Przemyślałeś sobie tą opinię? Wszystkich zawodów?
Naprawdę chciałbyś, aby Twój doktor nie kończył medycyny
i pozbawił zawodu doktora który w szkołach szkolony?
Albo niedouczony konstruktor mostów odebrał pracę
jakiemuś inżynierowi - jeździłbyś potem po takim moscie?
-
18. Data: 2013-08-15 10:15:29
Temat: Re: Odebrano mi zawod
Od: quent <x...@x...com>
On 2013-08-15 02:11, Pszemol wrote:
> Przemyślałeś sobie tą opinię? Wszystkich zawodów?
> Naprawdę chciałbyś, aby Twój doktor nie kończył medycyny
> i pozbawił zawodu doktora który w szkołach szkolony?
> Albo niedouczony konstruktor mostów odebrał pracę
> jakiemuś inżynierowi - jeździłbyś potem po takim moscie?
Typowa lewicowa retoryka :-(
Jak Państwo zniesie przymus/licencje/koncesje to nagle zabraknie
przyzwoitych lekarzy.
To siedzi zbyt głęboko ludziom w głowach. Zbyt głeboko aby coś się w
końcu w Polsce zmieniło.
--
Pozdrawiam,
Q
ElipsaDesign: www.elipsa.info
-
19. Data: 2013-08-15 10:21:40
Temat: Re: Odebrano mi zawod
Od: "Marek Dyjor" <m...@p...onet.pl>
Ergie wrote:
> Użytkownik "Piotr Karocki" napisał w wiadomości grup
> dyskusyjnych:X...@1...110.121
.168...
>
>> Nie masz racji.
>> Bo tu jest kwestia tych, co wstawiaja do wiadomosci (np. gazety)
>> etc. zamiast profesjonalnych zdjec amatorskie pstrykanie -
>> zakladajac, ze czytelnik jest juz dostatecznie oglupiony i roznicy
>> nie zauwazy, a "przeciez jest taniej".
>
> Skoro czytelnik tej gazety chce taniej to ma taniej. Są też inne
> gazety których czytelnik chce lepiej i ma lepiej.
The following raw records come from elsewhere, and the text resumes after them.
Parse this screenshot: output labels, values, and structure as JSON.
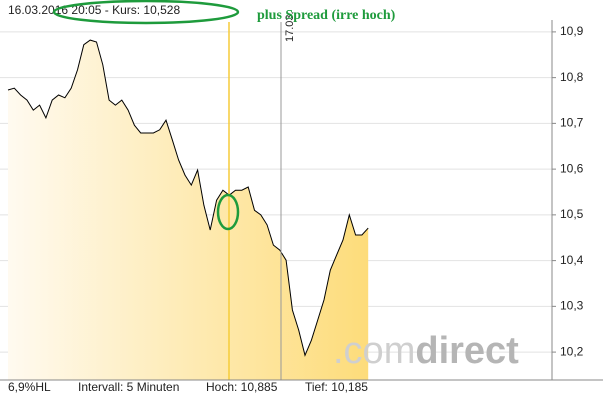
{
  "chart_data": {
    "type": "area",
    "header": "16.03.2016 20:05  -  Kurs: 10,528",
    "annotation": "plus Spread (irre hoch)",
    "day_marker": "17.03.",
    "footer": [
      "6,9%HL",
      "Intervall: 5 Minuten",
      "Hoch:  10,885",
      "Tief:  10,185"
    ],
    "watermark": [
      ".com",
      "direct"
    ],
    "color": "#000000",
    "fill_colors": [
      "#fffaf0",
      "#fddc7a"
    ],
    "grid": true,
    "ylim": [
      10.139,
      10.926
    ],
    "yticks": [
      {
        "value": 10.2,
        "label": "10,2"
      },
      {
        "value": 10.3,
        "label": "10,3"
      },
      {
        "value": 10.4,
        "label": "10,4"
      },
      {
        "value": 10.5,
        "label": "10,5"
      },
      {
        "value": 10.6,
        "label": "10,6"
      },
      {
        "value": 10.7,
        "label": "10,7"
      },
      {
        "value": 10.8,
        "label": "10,8"
      },
      {
        "value": 10.9,
        "label": "10,9"
      }
    ],
    "values": [
      10.773,
      10.777,
      10.762,
      10.751,
      10.729,
      10.74,
      10.712,
      10.751,
      10.762,
      10.756,
      10.777,
      10.817,
      10.872,
      10.882,
      10.878,
      10.828,
      10.751,
      10.74,
      10.751,
      10.729,
      10.696,
      10.679,
      10.679,
      10.679,
      10.686,
      10.707,
      10.664,
      10.62,
      10.587,
      10.565,
      10.598,
      10.521,
      10.467,
      10.532,
      10.554,
      10.543,
      10.554,
      10.554,
      10.561,
      10.51,
      10.5,
      10.478,
      10.434,
      10.423,
      10.401,
      10.292,
      10.248,
      10.193,
      10.226,
      10.27,
      10.314,
      10.379,
      10.412,
      10.445,
      10.5,
      10.456,
      10.456,
      10.471
    ]
  }
}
A że w tych
> lepszych gazetach nie będzie miejsca dla wszystkich tzw. "artystów"
> fotografów to pozostaną najlepsi.
Ergie ale nikt nie chce drogich fotografii...
-
20. Data: 2013-08-15 10:23:31
Temat: Re: Odebrano mi zawod
Od: "Marek Dyjor" <m...@p...onet.pl>
quent wrote:
> On 2013-08-14 14:45, Ergie wrote:
>> Chodzi
>> mi ot o że skoro ktoś tej konkurencji nie wytrzymuje to często
>> znaczy że minął się z powołaniem.
>
> Niekoniecznie.
> P. Tomaszewski może i jest nawet wybitnym fotografem.
> Po prostu zajęcie to spowszedniało i spopularyzowało się tak bardzo,
> że takich wybitnych nagle pojawiło się na tyle wielu, że p.
> Tomaszewski mogł się wtopić w ten tłum i.... przepaść ;-)
ale to nie jest tak ze sie wtopił w tłum...
problemem jest że nikt już nie potrzebuje dobrych zdjęć, mediom wystarczają
zdjęcia przecietne ale tanie albo najlepiej darmowe, a tych jest miliony.